Tuesday, April 27, 2010

acquisition agreement (sale of business)

It’s a rule of the corporate food chain that the bigger companies devour the smaller—for example, Google purchased YouTube, Coca-Cola bought Odwalla, and General Motors acquired Hummer (R.I.P.). All such deals, whether big or small, are made possible by acquisition agreements. These agreements occur in two ways:

  • Entity purchase agreements (also known as “stock purchase agreements”). In this arrangement, the buyer purchases the business entity by buying a majority (or more) of its stock. The new owner generally steps into the shoes of the previous owners, assuming all debts and obligations.
  • Asset purchase agreements. In this arrangement, the buyer purchases all of the business’s assets, both its tangible property (inventory, real estate, office equipment, etc.) and intangible property (copyrights, patents, trademarks and trade secrets). The company’s shell—its corporate or LLC ownership—remains in place with the same owners, even though there is no business to run anymore, as a practical matter. This is the deal of choice for the purchase of a sole proprietorship or a partnership because the business has no ”shell” to speak of: Once the assets are gone, there’s no structure left to worry about.

Which is better? There are two issues to consider when choosing an acquisition model: taxes and liabilities for debts and obligations. Tax-wise, an asset sale is usually better for the buyer because the buyer can begin depreciating the assets sooner. The seller usually prefers an entity purchase because the seller pays taxes only at the low long-term capital gain rate. Sellers are especially wary about using an asset sale for a C corporation, because that will leave them at risk for double taxation, once for the corporate entity and then again for the shareholders.

As for debts and liabilities, an asset sale is usually preferable for a buyer, because the buyer won’t be responsible for existing debts of the business unless the buyer agrees to take them on.

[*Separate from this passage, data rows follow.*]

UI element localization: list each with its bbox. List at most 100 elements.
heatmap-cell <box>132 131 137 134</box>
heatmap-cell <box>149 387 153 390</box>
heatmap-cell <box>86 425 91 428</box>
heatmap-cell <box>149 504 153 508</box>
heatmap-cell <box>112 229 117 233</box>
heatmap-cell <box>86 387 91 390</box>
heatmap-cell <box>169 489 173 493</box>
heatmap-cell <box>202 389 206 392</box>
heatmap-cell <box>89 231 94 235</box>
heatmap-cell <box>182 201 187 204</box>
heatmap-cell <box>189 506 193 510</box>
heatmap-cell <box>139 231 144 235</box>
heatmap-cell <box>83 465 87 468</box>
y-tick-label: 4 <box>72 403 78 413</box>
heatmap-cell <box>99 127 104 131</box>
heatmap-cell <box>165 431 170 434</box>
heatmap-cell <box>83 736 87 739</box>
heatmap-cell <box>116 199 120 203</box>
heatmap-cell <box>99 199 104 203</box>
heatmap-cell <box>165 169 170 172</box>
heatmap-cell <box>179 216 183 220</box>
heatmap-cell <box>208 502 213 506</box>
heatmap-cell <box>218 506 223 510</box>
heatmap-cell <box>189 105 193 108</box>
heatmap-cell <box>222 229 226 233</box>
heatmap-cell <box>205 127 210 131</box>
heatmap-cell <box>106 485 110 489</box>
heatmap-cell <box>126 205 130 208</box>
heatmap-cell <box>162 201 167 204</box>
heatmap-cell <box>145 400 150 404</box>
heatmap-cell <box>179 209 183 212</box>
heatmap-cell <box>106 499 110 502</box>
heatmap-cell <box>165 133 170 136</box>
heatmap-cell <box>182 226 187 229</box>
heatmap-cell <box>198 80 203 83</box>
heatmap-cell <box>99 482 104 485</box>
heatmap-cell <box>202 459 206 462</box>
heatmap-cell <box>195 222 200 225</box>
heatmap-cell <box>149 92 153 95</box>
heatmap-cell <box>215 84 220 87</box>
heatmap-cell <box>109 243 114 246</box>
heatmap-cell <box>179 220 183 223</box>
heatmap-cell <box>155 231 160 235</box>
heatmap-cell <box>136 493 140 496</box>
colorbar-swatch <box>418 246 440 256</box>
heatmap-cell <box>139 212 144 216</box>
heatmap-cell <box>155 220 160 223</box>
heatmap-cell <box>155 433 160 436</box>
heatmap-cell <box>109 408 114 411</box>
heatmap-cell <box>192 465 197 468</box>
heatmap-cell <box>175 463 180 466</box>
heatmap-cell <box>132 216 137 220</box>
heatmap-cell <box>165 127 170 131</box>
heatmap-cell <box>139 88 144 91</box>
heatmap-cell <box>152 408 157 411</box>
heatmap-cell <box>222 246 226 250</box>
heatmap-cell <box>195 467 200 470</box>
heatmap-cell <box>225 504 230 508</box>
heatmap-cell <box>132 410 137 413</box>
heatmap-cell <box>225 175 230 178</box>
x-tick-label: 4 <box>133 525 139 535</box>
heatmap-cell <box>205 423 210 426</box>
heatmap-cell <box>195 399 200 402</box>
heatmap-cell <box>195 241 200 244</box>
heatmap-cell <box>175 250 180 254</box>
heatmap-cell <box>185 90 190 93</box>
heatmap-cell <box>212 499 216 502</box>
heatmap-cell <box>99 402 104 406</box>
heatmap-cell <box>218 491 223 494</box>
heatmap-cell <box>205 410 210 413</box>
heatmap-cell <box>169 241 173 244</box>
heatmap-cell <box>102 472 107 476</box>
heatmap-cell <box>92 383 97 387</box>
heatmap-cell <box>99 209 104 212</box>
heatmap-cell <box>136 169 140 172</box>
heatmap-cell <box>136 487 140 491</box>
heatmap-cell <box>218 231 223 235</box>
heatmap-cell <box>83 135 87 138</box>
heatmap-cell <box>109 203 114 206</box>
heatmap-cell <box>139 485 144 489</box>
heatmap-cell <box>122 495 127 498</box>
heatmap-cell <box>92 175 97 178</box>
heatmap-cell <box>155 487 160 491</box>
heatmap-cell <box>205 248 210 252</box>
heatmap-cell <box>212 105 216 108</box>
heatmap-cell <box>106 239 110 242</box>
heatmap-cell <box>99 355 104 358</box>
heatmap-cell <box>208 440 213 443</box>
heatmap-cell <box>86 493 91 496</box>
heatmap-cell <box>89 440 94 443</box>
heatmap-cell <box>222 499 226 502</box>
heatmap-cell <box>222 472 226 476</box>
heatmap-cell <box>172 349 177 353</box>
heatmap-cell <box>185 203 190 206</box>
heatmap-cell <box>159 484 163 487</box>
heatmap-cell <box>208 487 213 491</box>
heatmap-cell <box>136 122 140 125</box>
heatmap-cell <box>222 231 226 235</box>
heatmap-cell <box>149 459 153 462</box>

That’s the not the case with an entity sale, in which it’s assumed that all liabilities are included in the sale. (To make the deal happen, however, the selling shareholders or LLC members may have to accept responsibility for some specified liabilities, such as a recent bank loan.) The choice of acquisition arrangement also affects how ownership is transferred and whether a lease for the business can be transferred or assigned to the new owners.